Отец-судья; низенький дородный, плотно сбитый, обросший щетиной, как кабан, с густой бородой, покрывшей почти все лицо; этот горячий, полнокровный человек вечно кипятится. Ведь по натуре это весельчак, рожденный для деревенского приволья; в городе он задыхается, ему тесно. Он большой чревоугодник и любит «галльские» шуточки. Малейшее противоречие выводит из себя эту «старую каракатицу»: пригнув по-кабаньи голову, судья топает ногами в порыве ярости, столь же бурном, сколь и кратковременном; внезапно он берет себя в руки, вспомнив о своем звании, об исповеди, перестает браниться и сразу переходит на приторно-гладкий тон.
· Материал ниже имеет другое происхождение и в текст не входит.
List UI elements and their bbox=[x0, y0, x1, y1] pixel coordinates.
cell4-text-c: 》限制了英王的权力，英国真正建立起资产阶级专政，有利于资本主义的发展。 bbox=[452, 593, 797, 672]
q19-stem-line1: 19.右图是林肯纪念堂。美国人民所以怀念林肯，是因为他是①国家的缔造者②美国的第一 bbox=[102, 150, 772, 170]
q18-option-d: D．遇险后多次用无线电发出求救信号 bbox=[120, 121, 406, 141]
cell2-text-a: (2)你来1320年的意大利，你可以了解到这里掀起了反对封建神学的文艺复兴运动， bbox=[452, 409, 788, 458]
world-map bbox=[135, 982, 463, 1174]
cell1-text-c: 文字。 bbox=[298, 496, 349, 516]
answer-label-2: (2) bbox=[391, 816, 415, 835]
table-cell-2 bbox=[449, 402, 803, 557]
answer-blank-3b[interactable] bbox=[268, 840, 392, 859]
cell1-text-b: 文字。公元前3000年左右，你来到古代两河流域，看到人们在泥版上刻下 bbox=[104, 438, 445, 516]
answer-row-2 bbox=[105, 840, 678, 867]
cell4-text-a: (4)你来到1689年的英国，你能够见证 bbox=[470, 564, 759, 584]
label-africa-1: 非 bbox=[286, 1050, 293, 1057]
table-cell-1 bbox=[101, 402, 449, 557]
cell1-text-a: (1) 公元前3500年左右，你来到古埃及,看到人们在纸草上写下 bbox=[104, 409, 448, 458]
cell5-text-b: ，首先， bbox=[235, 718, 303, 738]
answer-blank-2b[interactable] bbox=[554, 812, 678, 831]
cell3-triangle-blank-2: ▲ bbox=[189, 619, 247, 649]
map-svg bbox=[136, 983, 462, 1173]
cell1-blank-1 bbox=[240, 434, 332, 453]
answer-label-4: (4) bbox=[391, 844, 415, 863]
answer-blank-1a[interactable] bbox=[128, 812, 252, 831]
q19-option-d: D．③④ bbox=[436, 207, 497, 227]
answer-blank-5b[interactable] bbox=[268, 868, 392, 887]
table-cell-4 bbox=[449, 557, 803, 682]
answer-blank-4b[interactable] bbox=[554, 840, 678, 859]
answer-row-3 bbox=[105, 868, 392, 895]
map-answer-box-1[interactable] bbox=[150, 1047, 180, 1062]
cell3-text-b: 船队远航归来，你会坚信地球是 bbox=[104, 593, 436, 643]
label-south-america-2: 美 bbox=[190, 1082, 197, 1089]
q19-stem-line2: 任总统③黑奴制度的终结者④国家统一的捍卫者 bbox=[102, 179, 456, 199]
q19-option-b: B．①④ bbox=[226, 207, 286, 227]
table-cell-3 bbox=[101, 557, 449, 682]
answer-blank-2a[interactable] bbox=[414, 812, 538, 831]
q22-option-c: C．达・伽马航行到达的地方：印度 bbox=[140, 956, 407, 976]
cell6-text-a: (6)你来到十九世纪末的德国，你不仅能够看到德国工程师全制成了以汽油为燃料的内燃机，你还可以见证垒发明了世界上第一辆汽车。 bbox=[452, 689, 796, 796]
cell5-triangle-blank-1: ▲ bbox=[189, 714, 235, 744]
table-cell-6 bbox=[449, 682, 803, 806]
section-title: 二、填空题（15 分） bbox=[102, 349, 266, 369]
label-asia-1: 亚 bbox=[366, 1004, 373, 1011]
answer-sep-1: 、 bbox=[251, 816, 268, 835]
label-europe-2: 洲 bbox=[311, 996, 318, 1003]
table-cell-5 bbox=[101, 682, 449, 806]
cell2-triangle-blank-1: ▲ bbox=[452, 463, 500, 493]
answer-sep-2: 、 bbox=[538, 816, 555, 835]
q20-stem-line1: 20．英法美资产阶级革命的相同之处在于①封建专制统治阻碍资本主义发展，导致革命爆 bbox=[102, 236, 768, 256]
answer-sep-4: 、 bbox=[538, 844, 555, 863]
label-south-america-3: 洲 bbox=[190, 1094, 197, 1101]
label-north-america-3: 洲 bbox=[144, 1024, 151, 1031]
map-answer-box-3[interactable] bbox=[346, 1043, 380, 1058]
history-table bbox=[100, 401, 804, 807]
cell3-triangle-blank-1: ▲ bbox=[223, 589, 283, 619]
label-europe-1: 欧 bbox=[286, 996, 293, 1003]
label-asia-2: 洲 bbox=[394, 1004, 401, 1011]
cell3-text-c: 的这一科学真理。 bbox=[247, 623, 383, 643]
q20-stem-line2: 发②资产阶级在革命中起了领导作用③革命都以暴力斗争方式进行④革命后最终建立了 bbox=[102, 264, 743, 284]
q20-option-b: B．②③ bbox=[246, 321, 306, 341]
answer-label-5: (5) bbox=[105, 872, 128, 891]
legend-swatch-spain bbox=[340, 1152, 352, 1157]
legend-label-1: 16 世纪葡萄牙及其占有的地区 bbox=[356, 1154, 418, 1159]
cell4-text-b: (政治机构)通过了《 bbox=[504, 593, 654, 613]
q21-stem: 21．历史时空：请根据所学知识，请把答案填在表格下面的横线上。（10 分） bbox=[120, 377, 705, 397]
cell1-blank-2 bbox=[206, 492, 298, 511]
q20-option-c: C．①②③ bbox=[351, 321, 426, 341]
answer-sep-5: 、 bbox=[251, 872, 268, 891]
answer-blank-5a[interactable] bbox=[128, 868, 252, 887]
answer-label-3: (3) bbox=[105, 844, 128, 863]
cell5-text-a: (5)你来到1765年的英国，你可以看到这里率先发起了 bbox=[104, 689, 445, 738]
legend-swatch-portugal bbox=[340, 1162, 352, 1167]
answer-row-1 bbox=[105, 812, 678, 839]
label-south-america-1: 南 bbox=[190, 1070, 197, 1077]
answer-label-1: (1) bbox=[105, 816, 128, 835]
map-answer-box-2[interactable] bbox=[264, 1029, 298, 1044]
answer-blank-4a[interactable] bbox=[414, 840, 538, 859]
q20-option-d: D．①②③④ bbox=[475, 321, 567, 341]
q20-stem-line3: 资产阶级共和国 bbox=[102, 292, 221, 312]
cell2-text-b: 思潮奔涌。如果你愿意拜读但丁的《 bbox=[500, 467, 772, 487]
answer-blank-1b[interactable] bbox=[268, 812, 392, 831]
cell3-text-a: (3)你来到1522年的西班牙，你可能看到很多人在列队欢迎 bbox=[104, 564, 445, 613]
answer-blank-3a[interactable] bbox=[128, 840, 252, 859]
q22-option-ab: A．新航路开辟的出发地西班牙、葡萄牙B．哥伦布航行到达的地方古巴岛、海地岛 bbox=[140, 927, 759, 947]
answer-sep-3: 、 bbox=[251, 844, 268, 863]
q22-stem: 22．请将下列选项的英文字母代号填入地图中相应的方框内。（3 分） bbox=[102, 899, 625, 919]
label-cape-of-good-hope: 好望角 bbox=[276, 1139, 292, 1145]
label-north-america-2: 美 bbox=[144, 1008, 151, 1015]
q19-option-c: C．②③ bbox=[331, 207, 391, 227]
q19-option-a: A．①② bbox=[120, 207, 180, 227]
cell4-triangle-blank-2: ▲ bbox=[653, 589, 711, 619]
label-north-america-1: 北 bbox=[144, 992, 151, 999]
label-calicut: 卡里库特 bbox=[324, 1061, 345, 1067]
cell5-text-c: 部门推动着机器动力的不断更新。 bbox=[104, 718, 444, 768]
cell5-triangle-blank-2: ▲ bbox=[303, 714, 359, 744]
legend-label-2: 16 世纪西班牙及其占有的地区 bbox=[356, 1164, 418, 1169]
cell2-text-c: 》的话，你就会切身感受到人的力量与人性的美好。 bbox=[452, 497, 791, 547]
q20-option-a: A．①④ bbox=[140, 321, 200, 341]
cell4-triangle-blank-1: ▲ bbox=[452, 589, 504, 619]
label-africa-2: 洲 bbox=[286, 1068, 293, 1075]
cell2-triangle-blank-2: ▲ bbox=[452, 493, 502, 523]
Младший из двух его сыновей, двадцатидвухлетний юноша, только что поступил в Школу хартий. Он носит клинообразную бородку, он выработал себе острую, лукавую улыбочку, томный и двусмысленный взгляд в стиле конца XVI века. Это добродушнейший молодой человек, но ему нравится разыгрывать из себя этакого порочного фаворита из компании д'Эпернона.
Второй сын двадцати восьми лет, полнолицый, бритый с копной волнистых, живописно откинутых назад волос, как у Берье, – адвокат, выдвинувшийся на процессах «королевских молодчиков». Стоит только королю вернуться на трон Франции, и молодой адвокат получит пост министра юстиции.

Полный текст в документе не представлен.